Mi padre, reconocido por su dominio tanto de venenos como de sus antídotos, había dedicado años al estudio de sustancias letales y sus contramedidas. Los rumores sugerían que su presencia obedecía a una misión de salvamento, no a una investigación que pudiera comprometer sus conocimientos prohibidos, y enviarlo tras las rejas. Vi el alivio dibujarse en su rostro al confirmarlo.
Así fue como terminamos colaborando en el hospital militar, uniendo nuestros conocimientos para salvar a un paciente de alto perfil. La situación despertaba en mí sentimientos contradictorios: nunca imaginé que llegaría el día en que trabajaría hombro con hombro con mi padre.
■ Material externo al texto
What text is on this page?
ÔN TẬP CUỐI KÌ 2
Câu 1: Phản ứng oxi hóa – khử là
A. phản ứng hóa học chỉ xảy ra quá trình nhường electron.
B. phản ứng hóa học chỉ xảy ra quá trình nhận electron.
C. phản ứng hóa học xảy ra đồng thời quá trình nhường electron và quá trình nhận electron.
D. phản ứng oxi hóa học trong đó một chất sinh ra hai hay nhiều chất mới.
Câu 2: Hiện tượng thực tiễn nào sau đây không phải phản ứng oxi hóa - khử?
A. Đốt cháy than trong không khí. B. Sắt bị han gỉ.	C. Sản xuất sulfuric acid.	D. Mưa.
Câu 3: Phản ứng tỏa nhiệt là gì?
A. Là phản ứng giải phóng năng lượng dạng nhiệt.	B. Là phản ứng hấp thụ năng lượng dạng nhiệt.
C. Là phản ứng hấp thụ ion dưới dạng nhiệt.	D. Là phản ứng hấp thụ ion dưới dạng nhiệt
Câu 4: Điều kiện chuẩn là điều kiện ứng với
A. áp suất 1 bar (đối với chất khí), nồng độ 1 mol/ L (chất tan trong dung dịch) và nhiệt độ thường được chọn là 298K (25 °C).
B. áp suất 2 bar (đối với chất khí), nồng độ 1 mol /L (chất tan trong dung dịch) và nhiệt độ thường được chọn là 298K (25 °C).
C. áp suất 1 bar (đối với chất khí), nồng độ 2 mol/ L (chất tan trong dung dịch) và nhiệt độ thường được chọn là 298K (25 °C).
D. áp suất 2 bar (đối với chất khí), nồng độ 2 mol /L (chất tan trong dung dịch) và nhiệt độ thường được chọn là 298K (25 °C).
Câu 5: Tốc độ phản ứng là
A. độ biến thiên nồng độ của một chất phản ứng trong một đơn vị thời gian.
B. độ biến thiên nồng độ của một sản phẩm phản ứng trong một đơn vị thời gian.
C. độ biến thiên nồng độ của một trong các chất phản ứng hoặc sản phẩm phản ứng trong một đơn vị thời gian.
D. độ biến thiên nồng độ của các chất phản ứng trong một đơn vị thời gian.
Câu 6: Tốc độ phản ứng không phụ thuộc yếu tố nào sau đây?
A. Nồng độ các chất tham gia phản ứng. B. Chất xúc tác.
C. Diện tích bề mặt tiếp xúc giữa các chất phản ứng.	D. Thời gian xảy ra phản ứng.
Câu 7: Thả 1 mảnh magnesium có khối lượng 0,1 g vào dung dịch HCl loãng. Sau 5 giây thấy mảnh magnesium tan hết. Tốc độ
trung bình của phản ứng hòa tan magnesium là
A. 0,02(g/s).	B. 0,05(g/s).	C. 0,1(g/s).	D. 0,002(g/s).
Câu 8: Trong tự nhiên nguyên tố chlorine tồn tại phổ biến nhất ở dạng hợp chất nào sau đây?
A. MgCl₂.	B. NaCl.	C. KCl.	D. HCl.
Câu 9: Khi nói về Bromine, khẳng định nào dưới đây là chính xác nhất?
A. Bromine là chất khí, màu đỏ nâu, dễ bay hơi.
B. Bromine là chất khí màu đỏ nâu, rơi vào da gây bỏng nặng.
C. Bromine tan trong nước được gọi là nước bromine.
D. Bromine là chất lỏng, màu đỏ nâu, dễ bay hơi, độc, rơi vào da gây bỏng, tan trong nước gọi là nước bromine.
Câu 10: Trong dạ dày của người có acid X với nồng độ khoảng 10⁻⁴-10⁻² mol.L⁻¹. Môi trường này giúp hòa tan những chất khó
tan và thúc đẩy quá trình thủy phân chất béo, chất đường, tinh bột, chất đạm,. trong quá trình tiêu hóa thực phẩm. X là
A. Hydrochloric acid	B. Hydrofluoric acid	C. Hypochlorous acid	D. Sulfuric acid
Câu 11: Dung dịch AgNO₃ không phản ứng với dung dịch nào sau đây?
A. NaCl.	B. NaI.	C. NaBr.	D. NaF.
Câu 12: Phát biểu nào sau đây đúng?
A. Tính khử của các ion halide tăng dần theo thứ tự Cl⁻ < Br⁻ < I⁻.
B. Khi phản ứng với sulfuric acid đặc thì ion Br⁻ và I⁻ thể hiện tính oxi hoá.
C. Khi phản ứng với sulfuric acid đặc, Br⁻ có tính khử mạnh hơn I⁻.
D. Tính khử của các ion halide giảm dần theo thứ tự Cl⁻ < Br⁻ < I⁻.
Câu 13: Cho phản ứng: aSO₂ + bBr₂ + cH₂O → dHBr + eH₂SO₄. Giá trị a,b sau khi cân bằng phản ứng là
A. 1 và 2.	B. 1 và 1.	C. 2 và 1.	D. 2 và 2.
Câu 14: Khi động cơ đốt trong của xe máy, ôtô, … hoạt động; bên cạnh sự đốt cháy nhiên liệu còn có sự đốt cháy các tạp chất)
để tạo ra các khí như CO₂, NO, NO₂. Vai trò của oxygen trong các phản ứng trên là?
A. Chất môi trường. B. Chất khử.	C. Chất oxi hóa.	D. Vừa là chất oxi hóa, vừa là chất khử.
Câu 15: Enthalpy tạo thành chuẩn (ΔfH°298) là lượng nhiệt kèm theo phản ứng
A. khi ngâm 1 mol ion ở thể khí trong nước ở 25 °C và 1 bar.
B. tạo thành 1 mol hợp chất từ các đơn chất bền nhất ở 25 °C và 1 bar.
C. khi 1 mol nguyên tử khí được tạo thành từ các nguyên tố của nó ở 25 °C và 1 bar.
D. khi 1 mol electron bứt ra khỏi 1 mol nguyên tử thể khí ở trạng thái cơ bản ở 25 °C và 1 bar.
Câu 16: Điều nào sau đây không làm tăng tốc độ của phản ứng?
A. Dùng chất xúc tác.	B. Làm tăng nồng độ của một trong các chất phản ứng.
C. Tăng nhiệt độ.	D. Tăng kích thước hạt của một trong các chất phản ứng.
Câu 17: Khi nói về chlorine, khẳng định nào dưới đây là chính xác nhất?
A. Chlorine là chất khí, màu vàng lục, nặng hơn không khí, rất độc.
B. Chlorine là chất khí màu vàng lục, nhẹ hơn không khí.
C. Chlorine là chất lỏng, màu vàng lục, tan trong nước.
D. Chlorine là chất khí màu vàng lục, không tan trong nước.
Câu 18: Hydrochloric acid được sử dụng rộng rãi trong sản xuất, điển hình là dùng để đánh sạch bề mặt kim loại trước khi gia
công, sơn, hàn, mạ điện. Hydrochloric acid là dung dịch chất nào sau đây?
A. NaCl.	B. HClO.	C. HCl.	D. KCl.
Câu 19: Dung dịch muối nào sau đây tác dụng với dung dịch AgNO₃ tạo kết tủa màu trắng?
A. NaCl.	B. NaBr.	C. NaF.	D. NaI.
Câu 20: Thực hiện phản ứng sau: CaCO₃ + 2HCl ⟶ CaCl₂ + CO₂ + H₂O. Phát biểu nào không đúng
Esa noche, después de completar los procedimientos, me dirigía hacia el área de descanso cuando distinguí su silueta en el jardín. Una columna de humo se elevaba desde el cigarrillo entre sus dedos, su presencia en mi camino era una clara invitación al diálogo.
“¿Qué podríamos decirnos después de tantos años?“, pensé mientras seguía mi camino, fingiendo no percatarme de su presencia. Los años de distancia habían construido un muro más alto que cualquier palabra.